Kolleg-Turnhalle geht nach Sommerferien in Betrieb

Stellten den Stand der Sanierung der Freiherr-vom-Stein-Sporthalle vor: Projektleiter Andreas Rudolf (v.l.), Jürgen Artmann, stellvertretender Schulleiter, und Detlef Schroeder, Fachbereichsleiter Bauen beim Kreis Unna.

Werne - Die neue Zweifach-Turnhalle am Freiherr-vom-Stein-Berufskolleg kann nach Beseitigung der Wasserschäden nach den Sommerferien in Betrieb gehen. Zeitgleich sollen die Schul-Außentoiletten komplett saniert sein und soll der Startschuss fallen für die Umgestaltung des Eingangsbereichs. Hingucker: ein gläserner Laubengang.

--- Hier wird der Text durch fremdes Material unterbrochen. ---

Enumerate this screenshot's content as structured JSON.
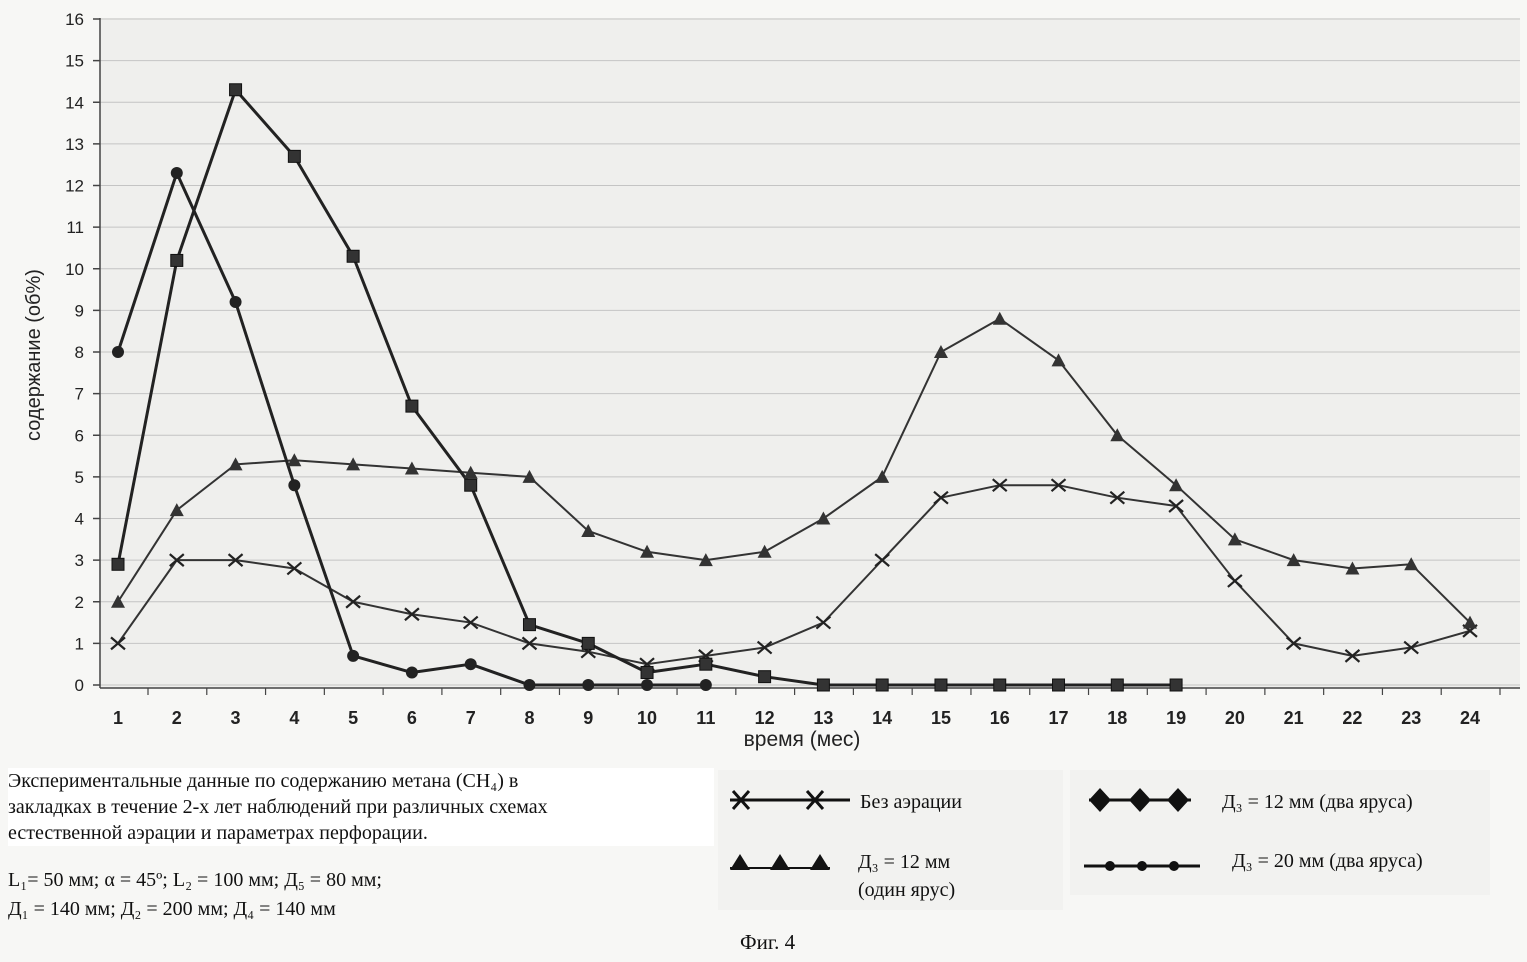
{
  "chart_data": {
    "type": "line",
    "xlabel": "время (мес)",
    "ylabel": "содержание (об%)",
    "xlim": [
      1,
      24
    ],
    "ylim": [
      0,
      16
    ],
    "x_ticks": [
      "1",
      "2",
      "3",
      "4",
      "5",
      "6",
      "7",
      "8",
      "9",
      "10",
      "11",
      "12",
      "13",
      "14",
      "15",
      "16",
      "17",
      "18",
      "19",
      "20",
      "21",
      "22",
      "23",
      "24"
    ],
    "y_ticks": [
      "0",
      "1",
      "2",
      "3",
      "4",
      "5",
      "6",
      "7",
      "8",
      "9",
      "10",
      "11",
      "12",
      "13",
      "14",
      "15",
      "16"
    ],
    "grid": true,
    "series": [
      {
        "name": "Без аэрации",
        "marker": "x",
        "color": "#333333",
        "x": [
          1,
          2,
          3,
          4,
          5,
          6,
          7,
          8,
          9,
          10,
          11,
          12,
          13,
          14,
          15,
          16,
          17,
          18,
          19,
          20,
          21,
          22,
          23,
          24
        ],
        "values": [
          1.0,
          3.0,
          3.0,
          2.8,
          2.0,
          1.7,
          1.5,
          1.0,
          0.8,
          0.5,
          0.7,
          0.9,
          1.5,
          3.0,
          4.5,
          4.8,
          4.8,
          4.5,
          4.3,
          2.5,
          1.0,
          0.7,
          0.9,
          1.3
        ]
      },
      {
        "name": "Д3 = 12 мм (один ярус)",
        "marker": "triangle",
        "color": "#333333",
        "x": [
          1,
          2,
          3,
          4,
          5,
          6,
          7,
          8,
          9,
          10,
          11,
          12,
          13,
          14,
          15,
          16,
          17,
          18,
          19,
          20,
          21,
          22,
          23,
          24
        ],
        "values": [
          2.0,
          4.2,
          5.3,
          5.4,
          5.3,
          5.2,
          5.1,
          5.0,
          3.7,
          3.2,
          3.0,
          3.2,
          4.0,
          5.0,
          8.0,
          8.8,
          7.8,
          6.0,
          4.8,
          3.5,
          3.0,
          2.8,
          2.9,
          1.5
        ]
      },
      {
        "name": "Д3 = 12 мм (два яруса)",
        "marker": "square",
        "color": "#222222",
        "x": [
          1,
          2,
          3,
          4,
          5,
          6,
          7,
          8,
          9,
          10,
          11,
          12,
          13,
          14,
          15,
          16,
          17,
          18,
          19
        ],
        "values": [
          2.9,
          10.2,
          14.3,
          12.7,
          10.3,
          6.7,
          4.8,
          1.45,
          1.0,
          0.3,
          0.5,
          0.2,
          0.0,
          0.0,
          0.0,
          0.0,
          0.0,
          0.0,
          0.0
        ]
      },
      {
        "name": "Д3 = 20 мм (два яруса)",
        "marker": "circle",
        "color": "#222222",
        "x": [
          1,
          2,
          3,
          4,
          5,
          6,
          7,
          8,
          9,
          10,
          11
        ],
        "values": [
          8.0,
          12.3,
          9.2,
          4.8,
          0.7,
          0.3,
          0.5,
          0.0,
          0.0,
          0.0,
          0.0
        ]
      }
    ]
  },
  "caption": {
    "line1": "Экспериментальные данные по содержанию метана (CH₄) в",
    "line2": "закладках в течение 2-х лет наблюдений при различных схемах",
    "line3": " естественной аэрации и параметрах перфорации."
  },
  "params": {
    "line1": "L₁= 50 мм; α = 45º; L₂ = 100 мм; Д₅ = 80 мм;",
    "line2": "Д₁ = 140 мм; Д₂ = 200 мм; Д₄ = 140 мм"
  },
  "legend": {
    "no_aeration": "Без аэрации",
    "d12_one_a": "Д₃ = 12 мм",
    "d12_one_b": "(один ярус)",
    "d12_two": "Д₃ = 12 мм (два яруса)",
    "d20_two": "Д₃ = 20 мм (два яруса)"
  },
  "figure_label": "Фиг. 4"
}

Die Turnhalle: Sie wird zwar schon Mitte Juli fertig, aber dann sind erst einmal Sommerferien. Auch die Vereinssportler müssen bis danach warten. Bekanntlich hatte die Sportstätte, die der Kreis als Schulträger mit finanzieller Beteiligung der Stadt Werne gebaut hat, schon vor einem halben Jahr zur Verfügung stehen sollen. Doch es gab gleich zwei Wasserschäden. Der am Dach des Umkleidetrakts hatte keine gravierenderen Folgen, der in einer der Toiletten schon. Dort war während des Baus zunächst unbemerkt eine Schraube in einen der Spülkästen hinein- und wieder herausgedreht worden. Der Behälter leerte und füllte sich unentwegt, bis die sich ausbreitende Feuchtigkeit die Wände hinaufkroch undentdeckt wurde. Im Ergebnis sei ein Schaden von 300.000 Euro entstanden, so Schröder. 

In der neuen Zweifachhalle gibt es jetzt eine Kletterwand.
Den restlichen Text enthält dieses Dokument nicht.